As the hold of the pandemic seems to loosen its grip on us in summery South Africa, and our government’s regulations slowly ease up, we may feel that we have seen the worst of the pandemic. I too have felt this.
But then on Monday, by mid-morning, it feels like I have lived through an entire workweek. The demands on our team seem to have escalated and it is only the start of February. It seems that we are already overwhelmed, in the deep end, with projects escalating and work coming out of our ears. We want to achieve so much; we want to move forward. We have lost so much time. We want to make it all happen. We have so many new dreams, unleashed by all that thinking and pondering during lockdown. Or we have time to make up. Lost time. And money to earn. Lost earnings.

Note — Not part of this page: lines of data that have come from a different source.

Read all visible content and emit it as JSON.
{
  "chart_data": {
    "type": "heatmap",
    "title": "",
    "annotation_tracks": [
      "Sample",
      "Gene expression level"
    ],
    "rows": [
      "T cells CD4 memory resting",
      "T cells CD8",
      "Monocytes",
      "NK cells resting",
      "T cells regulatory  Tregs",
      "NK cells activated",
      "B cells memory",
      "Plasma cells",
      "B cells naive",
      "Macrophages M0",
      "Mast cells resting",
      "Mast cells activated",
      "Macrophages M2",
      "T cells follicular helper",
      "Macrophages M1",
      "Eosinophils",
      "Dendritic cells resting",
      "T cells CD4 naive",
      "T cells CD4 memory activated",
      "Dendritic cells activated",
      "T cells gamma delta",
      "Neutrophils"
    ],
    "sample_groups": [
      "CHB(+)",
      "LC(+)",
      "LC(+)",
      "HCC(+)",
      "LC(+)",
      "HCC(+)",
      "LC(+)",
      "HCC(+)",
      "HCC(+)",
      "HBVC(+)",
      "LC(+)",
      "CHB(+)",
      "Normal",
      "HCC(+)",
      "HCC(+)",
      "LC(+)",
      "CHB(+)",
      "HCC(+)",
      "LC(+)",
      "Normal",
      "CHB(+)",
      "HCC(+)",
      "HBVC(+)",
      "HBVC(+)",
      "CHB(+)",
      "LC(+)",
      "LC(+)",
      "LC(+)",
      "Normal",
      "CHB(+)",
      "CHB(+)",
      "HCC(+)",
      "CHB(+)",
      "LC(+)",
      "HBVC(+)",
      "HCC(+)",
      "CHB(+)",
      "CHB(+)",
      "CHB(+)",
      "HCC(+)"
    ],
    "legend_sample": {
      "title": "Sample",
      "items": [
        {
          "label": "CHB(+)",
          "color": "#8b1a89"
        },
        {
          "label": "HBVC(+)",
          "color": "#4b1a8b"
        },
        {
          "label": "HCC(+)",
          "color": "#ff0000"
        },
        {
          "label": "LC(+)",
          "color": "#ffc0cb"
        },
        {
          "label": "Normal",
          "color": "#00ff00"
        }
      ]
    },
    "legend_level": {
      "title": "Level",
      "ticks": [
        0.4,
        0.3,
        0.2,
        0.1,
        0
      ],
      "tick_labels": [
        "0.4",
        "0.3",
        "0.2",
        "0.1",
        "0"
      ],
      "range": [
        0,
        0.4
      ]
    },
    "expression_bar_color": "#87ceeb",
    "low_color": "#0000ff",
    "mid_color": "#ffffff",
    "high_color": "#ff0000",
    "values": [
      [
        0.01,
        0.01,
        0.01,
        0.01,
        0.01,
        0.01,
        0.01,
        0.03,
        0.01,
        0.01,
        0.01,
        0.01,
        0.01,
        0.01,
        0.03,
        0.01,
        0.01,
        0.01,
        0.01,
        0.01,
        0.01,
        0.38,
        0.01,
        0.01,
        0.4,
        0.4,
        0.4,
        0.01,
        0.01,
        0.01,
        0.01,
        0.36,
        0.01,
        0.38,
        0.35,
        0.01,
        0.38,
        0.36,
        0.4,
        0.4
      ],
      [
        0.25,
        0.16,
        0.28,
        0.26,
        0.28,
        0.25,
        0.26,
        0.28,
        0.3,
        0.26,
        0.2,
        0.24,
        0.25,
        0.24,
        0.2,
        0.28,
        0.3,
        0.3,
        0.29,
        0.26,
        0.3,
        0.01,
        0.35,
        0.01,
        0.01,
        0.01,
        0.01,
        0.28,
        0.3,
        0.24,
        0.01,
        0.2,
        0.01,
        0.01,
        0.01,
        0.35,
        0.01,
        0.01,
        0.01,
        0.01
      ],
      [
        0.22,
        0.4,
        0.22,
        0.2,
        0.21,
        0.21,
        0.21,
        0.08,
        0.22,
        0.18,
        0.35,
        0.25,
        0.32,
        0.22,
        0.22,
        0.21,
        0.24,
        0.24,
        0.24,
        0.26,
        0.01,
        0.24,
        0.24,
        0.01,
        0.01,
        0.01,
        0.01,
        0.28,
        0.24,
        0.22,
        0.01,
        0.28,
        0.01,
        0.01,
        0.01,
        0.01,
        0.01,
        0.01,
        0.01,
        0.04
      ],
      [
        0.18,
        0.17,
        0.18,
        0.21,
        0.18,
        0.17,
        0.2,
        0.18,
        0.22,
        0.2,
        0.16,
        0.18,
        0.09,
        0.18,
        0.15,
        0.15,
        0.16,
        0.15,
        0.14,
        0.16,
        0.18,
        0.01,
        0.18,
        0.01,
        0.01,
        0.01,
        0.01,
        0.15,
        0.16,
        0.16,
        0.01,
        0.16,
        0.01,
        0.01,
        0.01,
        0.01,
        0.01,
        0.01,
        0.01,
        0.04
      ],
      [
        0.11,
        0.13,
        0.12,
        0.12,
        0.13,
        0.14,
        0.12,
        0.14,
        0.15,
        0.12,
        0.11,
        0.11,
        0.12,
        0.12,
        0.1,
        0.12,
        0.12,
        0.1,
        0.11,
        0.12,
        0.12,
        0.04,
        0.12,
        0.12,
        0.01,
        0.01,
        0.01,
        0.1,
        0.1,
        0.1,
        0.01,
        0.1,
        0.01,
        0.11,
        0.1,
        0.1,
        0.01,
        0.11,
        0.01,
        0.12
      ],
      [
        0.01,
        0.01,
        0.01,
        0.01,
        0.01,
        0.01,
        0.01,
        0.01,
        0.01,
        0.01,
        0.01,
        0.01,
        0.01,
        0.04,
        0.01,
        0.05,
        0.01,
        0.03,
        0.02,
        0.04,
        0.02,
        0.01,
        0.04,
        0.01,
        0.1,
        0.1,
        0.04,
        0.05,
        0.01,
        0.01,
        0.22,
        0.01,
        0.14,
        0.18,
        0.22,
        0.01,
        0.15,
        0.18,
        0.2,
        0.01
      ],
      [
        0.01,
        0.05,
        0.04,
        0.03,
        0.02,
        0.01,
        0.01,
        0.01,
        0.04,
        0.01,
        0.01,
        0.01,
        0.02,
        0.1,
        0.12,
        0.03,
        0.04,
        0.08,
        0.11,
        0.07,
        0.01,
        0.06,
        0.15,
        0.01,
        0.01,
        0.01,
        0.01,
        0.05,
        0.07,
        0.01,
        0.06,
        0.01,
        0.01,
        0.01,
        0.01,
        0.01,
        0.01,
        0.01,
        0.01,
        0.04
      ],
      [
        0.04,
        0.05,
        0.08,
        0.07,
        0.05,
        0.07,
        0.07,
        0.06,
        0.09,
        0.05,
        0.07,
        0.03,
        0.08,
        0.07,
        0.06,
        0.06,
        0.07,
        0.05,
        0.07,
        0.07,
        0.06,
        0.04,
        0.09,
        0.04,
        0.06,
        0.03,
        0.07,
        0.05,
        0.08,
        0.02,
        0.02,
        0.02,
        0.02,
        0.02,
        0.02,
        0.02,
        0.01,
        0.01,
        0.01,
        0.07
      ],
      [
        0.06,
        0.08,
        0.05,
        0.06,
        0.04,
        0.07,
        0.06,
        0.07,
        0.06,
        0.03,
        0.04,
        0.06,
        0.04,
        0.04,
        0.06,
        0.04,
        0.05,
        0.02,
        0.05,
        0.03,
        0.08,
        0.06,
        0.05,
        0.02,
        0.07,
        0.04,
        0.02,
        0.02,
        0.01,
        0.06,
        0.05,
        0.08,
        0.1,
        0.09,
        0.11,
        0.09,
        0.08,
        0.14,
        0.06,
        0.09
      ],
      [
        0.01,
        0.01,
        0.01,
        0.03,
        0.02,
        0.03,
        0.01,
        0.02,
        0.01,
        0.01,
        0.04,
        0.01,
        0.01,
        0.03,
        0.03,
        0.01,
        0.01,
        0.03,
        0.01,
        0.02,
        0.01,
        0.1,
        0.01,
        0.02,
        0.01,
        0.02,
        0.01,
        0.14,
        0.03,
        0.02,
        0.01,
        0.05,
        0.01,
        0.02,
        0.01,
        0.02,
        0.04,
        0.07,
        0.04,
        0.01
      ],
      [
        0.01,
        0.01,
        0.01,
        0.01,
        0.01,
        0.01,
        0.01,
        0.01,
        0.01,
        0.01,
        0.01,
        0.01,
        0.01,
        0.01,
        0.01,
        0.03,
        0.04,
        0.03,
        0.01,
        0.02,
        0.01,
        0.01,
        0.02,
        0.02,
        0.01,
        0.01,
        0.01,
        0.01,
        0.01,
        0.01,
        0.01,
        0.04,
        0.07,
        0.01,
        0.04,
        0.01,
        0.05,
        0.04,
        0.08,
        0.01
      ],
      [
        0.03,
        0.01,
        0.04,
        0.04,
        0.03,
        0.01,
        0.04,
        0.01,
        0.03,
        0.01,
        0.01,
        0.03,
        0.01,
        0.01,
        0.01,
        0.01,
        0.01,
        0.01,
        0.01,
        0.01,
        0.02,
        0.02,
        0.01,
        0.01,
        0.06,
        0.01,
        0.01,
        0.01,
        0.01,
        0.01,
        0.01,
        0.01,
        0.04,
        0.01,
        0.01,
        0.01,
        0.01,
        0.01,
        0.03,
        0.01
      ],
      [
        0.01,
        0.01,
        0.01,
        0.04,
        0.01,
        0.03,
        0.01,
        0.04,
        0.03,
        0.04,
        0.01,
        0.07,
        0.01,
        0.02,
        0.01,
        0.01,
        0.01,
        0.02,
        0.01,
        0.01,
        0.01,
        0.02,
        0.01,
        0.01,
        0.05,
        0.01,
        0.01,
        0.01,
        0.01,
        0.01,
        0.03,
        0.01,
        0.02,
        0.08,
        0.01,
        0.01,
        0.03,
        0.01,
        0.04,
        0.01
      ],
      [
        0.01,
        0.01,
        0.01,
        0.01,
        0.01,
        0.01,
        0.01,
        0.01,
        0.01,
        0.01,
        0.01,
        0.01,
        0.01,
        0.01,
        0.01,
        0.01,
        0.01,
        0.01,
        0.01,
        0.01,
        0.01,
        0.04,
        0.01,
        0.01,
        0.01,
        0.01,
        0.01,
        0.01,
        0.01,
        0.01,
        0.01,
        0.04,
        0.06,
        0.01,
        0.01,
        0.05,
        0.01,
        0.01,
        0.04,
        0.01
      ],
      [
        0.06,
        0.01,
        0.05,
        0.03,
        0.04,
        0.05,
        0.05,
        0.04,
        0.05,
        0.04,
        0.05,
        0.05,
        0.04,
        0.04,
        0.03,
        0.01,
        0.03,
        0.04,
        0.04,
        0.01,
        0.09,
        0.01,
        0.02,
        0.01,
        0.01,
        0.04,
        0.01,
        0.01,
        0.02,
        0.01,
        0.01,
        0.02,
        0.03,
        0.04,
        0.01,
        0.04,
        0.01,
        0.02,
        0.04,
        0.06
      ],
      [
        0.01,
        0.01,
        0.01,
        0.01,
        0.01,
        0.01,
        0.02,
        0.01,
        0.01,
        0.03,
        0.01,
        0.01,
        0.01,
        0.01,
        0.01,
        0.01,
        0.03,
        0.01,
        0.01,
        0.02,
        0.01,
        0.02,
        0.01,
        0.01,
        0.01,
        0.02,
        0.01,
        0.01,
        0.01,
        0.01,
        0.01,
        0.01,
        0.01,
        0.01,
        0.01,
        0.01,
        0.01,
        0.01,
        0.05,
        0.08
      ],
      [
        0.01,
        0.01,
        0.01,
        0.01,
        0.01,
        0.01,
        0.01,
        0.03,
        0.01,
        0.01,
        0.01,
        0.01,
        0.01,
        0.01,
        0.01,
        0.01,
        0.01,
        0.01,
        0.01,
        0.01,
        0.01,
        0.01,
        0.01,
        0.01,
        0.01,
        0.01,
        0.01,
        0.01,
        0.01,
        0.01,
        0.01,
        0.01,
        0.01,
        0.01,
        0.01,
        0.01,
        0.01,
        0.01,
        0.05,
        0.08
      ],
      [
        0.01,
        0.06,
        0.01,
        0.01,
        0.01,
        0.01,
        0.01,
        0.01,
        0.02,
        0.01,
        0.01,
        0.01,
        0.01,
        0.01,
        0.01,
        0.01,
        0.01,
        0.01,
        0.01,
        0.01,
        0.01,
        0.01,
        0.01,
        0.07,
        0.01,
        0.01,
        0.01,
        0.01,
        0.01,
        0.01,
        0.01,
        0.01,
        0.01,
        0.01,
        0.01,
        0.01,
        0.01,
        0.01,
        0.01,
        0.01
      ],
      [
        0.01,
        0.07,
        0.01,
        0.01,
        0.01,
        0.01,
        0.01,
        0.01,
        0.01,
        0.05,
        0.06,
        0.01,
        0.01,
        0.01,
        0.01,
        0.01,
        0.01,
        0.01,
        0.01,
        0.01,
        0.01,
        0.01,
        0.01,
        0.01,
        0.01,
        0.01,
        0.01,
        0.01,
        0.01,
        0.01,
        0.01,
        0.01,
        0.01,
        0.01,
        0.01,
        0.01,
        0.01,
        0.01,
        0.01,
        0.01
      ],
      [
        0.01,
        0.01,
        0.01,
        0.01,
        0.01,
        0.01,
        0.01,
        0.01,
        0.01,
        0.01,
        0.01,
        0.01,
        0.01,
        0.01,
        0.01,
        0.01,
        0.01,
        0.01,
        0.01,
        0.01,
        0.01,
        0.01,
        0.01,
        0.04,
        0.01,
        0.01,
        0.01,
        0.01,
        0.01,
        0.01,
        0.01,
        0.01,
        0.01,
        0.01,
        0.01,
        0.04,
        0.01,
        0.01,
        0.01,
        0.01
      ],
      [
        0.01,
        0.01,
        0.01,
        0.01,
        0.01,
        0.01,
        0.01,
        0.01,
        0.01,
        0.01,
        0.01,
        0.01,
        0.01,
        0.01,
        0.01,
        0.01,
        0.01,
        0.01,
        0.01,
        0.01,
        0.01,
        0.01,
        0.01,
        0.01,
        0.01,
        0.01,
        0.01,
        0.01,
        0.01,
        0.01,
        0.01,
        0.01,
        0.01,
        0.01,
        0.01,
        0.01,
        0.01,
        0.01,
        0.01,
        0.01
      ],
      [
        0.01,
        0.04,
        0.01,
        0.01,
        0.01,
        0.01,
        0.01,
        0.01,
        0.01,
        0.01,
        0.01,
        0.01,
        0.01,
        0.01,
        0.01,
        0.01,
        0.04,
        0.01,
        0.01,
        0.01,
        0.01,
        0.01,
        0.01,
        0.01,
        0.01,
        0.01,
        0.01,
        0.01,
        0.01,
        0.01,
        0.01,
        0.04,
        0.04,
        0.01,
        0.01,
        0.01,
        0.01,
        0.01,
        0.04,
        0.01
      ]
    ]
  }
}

And at the same time, we are not ourselves. We are not who we used to be. We are not entirely sure who has emerged from lockdown. We are not entirely sure who we’re married to anymore and who our colleagues are either. We have all emerged, morphed, like butterflies or moths from hibernation into this new season, which is not quite new yet either.
We are still faced with so much uncertainty. Can we plan our next holiday? Can we start thinking of in-person events for our clients? Would we need four vaccines to travel overseas? Can we let go of the money anxiety which still grips us from the initial hard lockdowns?
And we are all, in some way, still suffering. We are grieving the loss of precious years of childhood or student life or worse, people we have lost. We are working our way through trauma. Our nervous systems are still on high alert. Our bodies, minds and spirits are not cooperating with what we might want them to do yet. There’s an underlying tension and exhaustion, which is exposed when the pace picks up or the demands escalate.
In a message from a group of general practitioners to their patients, these doctors acknowledged that we are only starting to scratch the surface of the impact of this pandemic: namely long-term, permanent and debilitating side effects for some of those who had it; as well as severe mental health consequences, ranging from anxiety, depression and phobias to more serious illnesses; not to mention broken relationships and damage to our social fabric because of the division the ideology caused or showed up. There is hardly a household that can say that they have been left unscathed.
On Monday afternoon I made an SOS call to my fellow sisters-in-distress. Let’s go for a cold swim. There’s nothing quite like washing away the distress of a too-much day by dipping in the freezing Atlantic Ocean. One of these sisters always says that there is nothing that cold water can’t wash away, and help you forget, if only temporarily. Cold water and shared burdens, a few laughs and an hour in the sparkly late afternoon sun, was all it took for me to feel revived and ready for the rest of the week.
Of course, it’s not all I do. And we may have to do more. A new therapist. A fresh look at your financial planning. A different approach to exercise. Even serious medical intervention or a long sabbatical. Rebuilding friendship groups or reaching out to new ones. Rekindling family relationships. We must actively restore what the pandemic has destroyed.
Whatever it takes, you’ll first have to admit that you need help or change, and seek it. And then keep that SOS kit ready. For those days, when we’re still not quite 100% ready for this new world.